A group of Republican attorneys general Monday asked to join ongoing litigation over a Trump-era border policy that fast-tracks the deportation of individuals captured at the US-Mexico border.

Existing law entitles migrants entering the country to apply for asylum if their life or freedom would be threatened if they were deported or if they would be sent back to a country where they would be tortured. But at the beginning of the pandemic, the Trump administration implemented a policy circumventing these protections under the guise of COVID-19 mitigation.

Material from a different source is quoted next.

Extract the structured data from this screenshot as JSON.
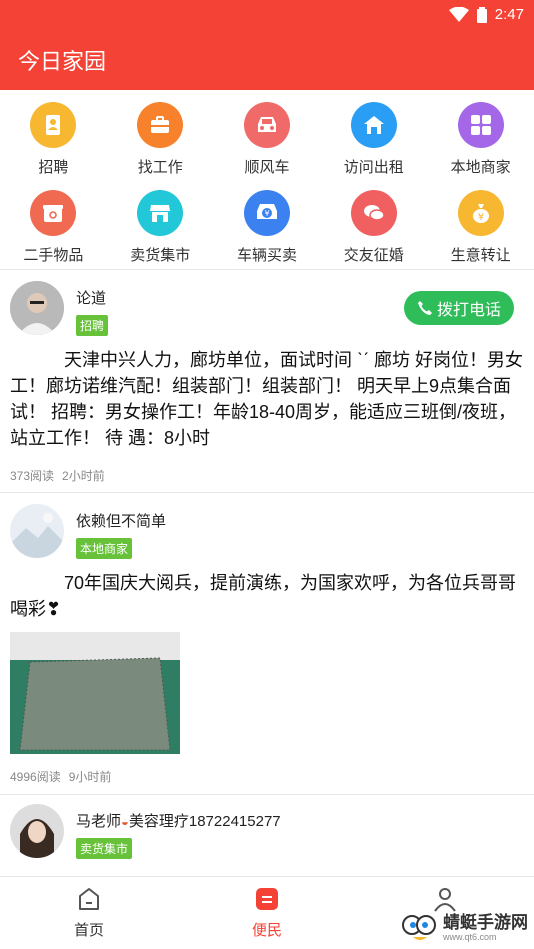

The policy invokes Title 42, the Public Health Service Act, so these expedited removals have been deemed Title 42 expulsions.

The Biden administration planned to stop this policy back in May of this year, but a federal judge in Louisiana blocked this change because the administration did not adhere to the requisite notice-and-comment procedures when deciding to end the policy.

The plaintiffs in this litigation are currently detained migrants from places where they feel they would be in grave danger if forced to return. On November 15, federal judge Emmett Sullivan granted the plaintiffs motion for summary judgment, concluding that the policy did not approach the problem by using the least restrictive means, and that it was arbitrary and capricious because of its minimal effects on protecting health.

The attorneys general interest in this case will likely drag out the litigation further, even though the Biden administration’s Department of Homeland Security had agreed to take the next five weeks preparing to prepare for the revocation of this policy on December 21.